O experimento com seres humanos é um problema ético inevitável para o homem do futuro, de vez que a tecnologia em avanço desbrava essa fronteira. Na série de Tv Ruptura, o experimento envolve implante cerebral de chip, com o objetivo imediato de suprimir a personalidade do experimentado. A Declaração de Helsinque da associação médica mundial regulamenta os parâmetros éticos sobre a pesquisa em seres humanos. A Associação Médica Mundial (WMA) desenvolveu a Declaração de Helsinque como uma declaração de princípios éticos para pesquisa médica envolvendo seres humanos, incluindo pesquisa em materiais e dados humanos identificáveis.

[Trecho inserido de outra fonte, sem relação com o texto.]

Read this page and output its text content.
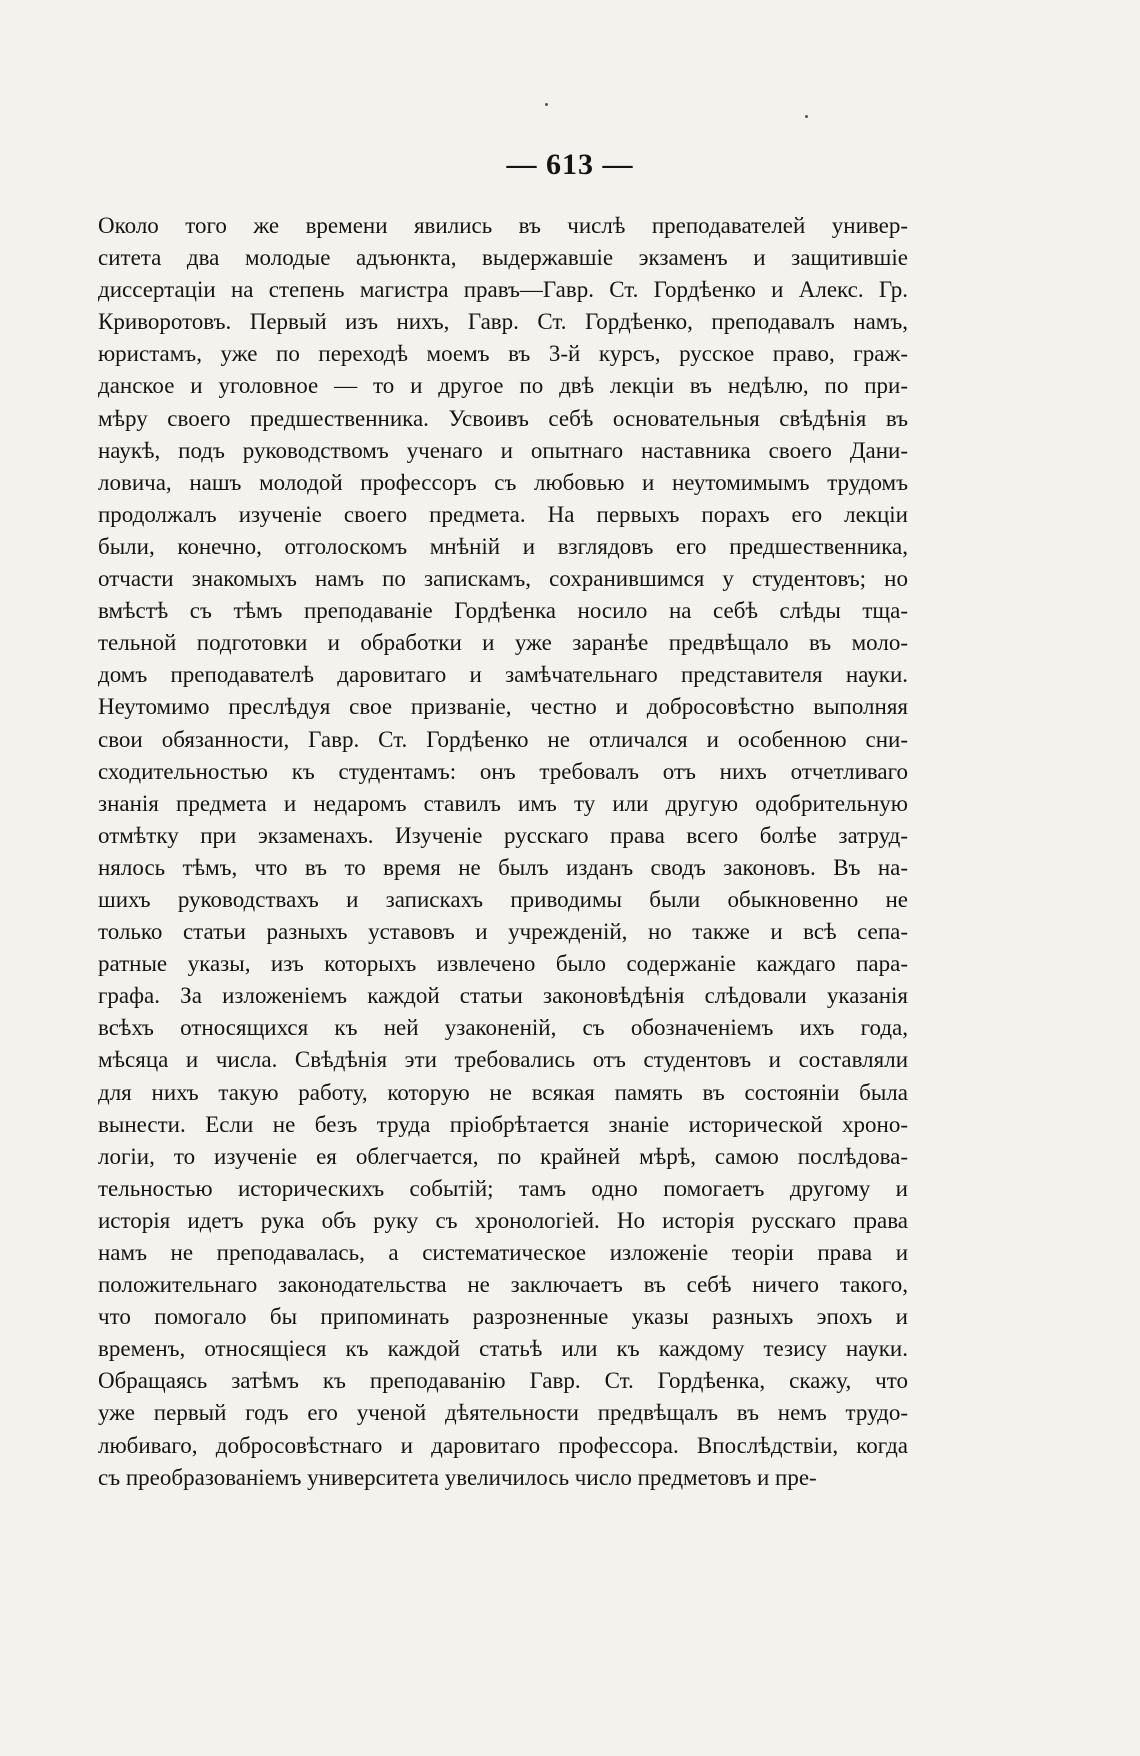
— 613 —
Около того же времени явились въ числѣ преподавателей универ-
ситета два молодые адъюнкта, выдержавшіе экзаменъ и защитившіе
диссертаціи на степень магистра правъ—Гавр. Ст. Гордѣенко и Алекс. Гр.
Криворотовъ. Первый изъ нихъ, Гавр. Ст. Гордѣенко, преподавалъ намъ,
юристамъ, уже по переходѣ моемъ въ 3-й курсъ, русское право, граж-
данское и уголовное — то и другое по двѣ лекціи въ недѣлю, по при-
мѣру своего предшественника. Усвоивъ себѣ основательныя свѣдѣнія въ
наукѣ, подъ руководствомъ ученаго и опытнаго наставника своего Дани-
ловича, нашъ молодой профессоръ съ любовью и неутомимымъ трудомъ
продолжалъ изученіе своего предмета. На первыхъ порахъ его лекціи
были, конечно, отголоскомъ мнѣній и взглядовъ его предшественника,
отчасти знакомыхъ намъ по запискамъ, сохранившимся у студентовъ; но
вмѣстѣ съ тѣмъ преподаваніе Гордѣенка носило на себѣ слѣды тща-
тельной подготовки и обработки и уже заранѣе предвѣщало въ моло-
домъ преподавателѣ даровитаго и замѣчательнаго представителя науки.
Неутомимо преслѣдуя свое призваніе, честно и добросовѣстно выполняя
свои обязанности, Гавр. Ст. Гордѣенко не отличался и особенною сни-
сходительностью къ студентамъ: онъ требовалъ отъ нихъ отчетливаго
знанія предмета и недаромъ ставилъ имъ ту или другую одобрительную
отмѣтку при экзаменахъ. Изученіе русскаго права всего болѣе затруд-
нялось тѣмъ, что въ то время не былъ изданъ сводъ законовъ. Въ на-
шихъ руководствахъ и запискахъ приводимы были обыкновенно не
только статьи разныхъ уставовъ и учрежденій, но также и всѣ сепа-
ратные указы, изъ которыхъ извлечено было содержаніе каждаго пара-
графа. За изложеніемъ каждой статьи законовѣдѣнія слѣдовали указанія
всѣхъ относящихся къ ней узаконеній, съ обозначеніемъ ихъ года,
мѣсяца и числа. Свѣдѣнія эти требовались отъ студентовъ и составляли
для нихъ такую работу, которую не всякая память въ состояніи была
вынести. Если не безъ труда пріобрѣтается знаніе исторической хроно-
логіи, то изученіе ея облегчается, по крайней мѣрѣ, самою послѣдова-
тельностью историческихъ событій; тамъ одно помогаетъ другому и
исторія идетъ рука объ руку съ хронологіей. Но исторія русскаго права
намъ не преподавалась, а систематическое изложеніе теоріи права и
положительнаго законодательства не заключаетъ въ себѣ ничего такого,
что помогало бы припоминать разрозненные указы разныхъ эпохъ и
временъ, относящіеся къ каждой статьѣ или къ каждому тезису науки.
Обращаясь затѣмъ къ преподаванію Гавр. Ст. Гордѣенка, скажу, что
уже первый годъ его ученой дѣятельности предвѣщалъ въ немъ трудо-
любиваго, добросовѣстнаго и даровитаго профессора. Впослѣдствіи, когда
съ преобразованіемъ университета увеличилось число предметовъ и пре-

Além da Declaração de Helsinque
adotada em 1964 e suas versões de 1975, 1983, 1989, 1996 e 2000; o Pacto Internacional
sobre os Direitos Econômicos, Sociais e Culturais, de 1966; o Pacto Internacional sobre os
Direitos Civis e Políticos, de 1966; a Declaração Universal sobre o Genoma Humano e os
Direitos Humanos, de 1997; a Declaração Internacional sobre os Dados Genéticos Humanos,
de 2003; e a Declaração Universal sobre Bioética e Direitos Humanos, de 2004, no plano internacional, regulam parâmetros para a salvaguarda dos direitos humanos no ambiente da pesquisa.
O artigo 9 da Declaração de Helsinque dispõe que é dever dos médicos que estão envolvidos em pesquisa médica proteger a vida, saúde, dignidade, integridade, direito à autodeterminação, privacidade e confidencialidade das informações pessoais dos sujeitos da pesquisa. A responsabilidade pela proteção aos sujeitos da pesquisa deve sempre recair no médico ou em outros profissionais da saúde e nunca no sujeito da pesquisa, mesmo que eles tenham dado consentimento.
Notemos que essa Declaração interessa ao tópico da pesquisa Médica. Cremos que as disposições da Declaração de Helsinque pode ser aplicadas de forma geral nas técnicas de biohacking por implantes de chips em seres humanos. A terminologia biohacking ainda é pouco conhecida e se refere a incrementos e mudanças na performance biológica dos seres humanos. O biohacking também envolve o uso de tecnologias invasivas, como implantes cerebrais. O objetivo imediato é melhorar a performance do indivíduo em determinados campos ou até armazenar dados. A tecnologia de implantes ainda é incipiente. Não conhecemos precisamente os riscos reais para seres humanos.
No Brasil, a Lei nº 8.080, de 19 de setembro de 1990, a Lei nº 8.142, de 28 de
dezembro de 1990 e Resolução 466 de 2012, do Conselho Nacional de Saúde, regulamentam parâmetros éticos para a realização de pesquisa envolvendo seres humanos.
A série Ruptura, além de tematizar experimento com seres humanos, também acende o alerta para a perda da capacidade de negociação dos trabalhadores frente às grandes corporações. Com a automação do mundo do trabalho, ocorre a redução da oferta de postos para o trabalho humano. Esta redução concorre para a precarização das condições de trabalho e para a desarticulação dos trabalhadores, que acabam se refugiando indiretamente em estratégias como a uberização, já muito frequente. A série Ruptura apresenta a impotência do sujeito individual perante uma grande corporação, que subtrai sua capacidade de organização coletiva e resistência.
Na série comentada, o sujeito biográfico é substituído por uma persona que tem existência biográfica independente no ambiente de trabalho, despersonalizando-se em face de sua biografia fora do ambiente de trabalho.
De forma alegórica, a série desperta a reflexão para a impessoalidade dos ambientes corporativos no futuro e para a crescente perda do poder de negociação dos sujeitos individuais e coletivos de trabalho frente a esses entes poderosos e unilaterais nas negociações de condições de trabalho. A série desperta uma reflexão profunda sobre o futuro das relações de trabalho em uma dimensão na qual a humanidade e a dignidade da pessoa humana carecem de atenção especial profunda.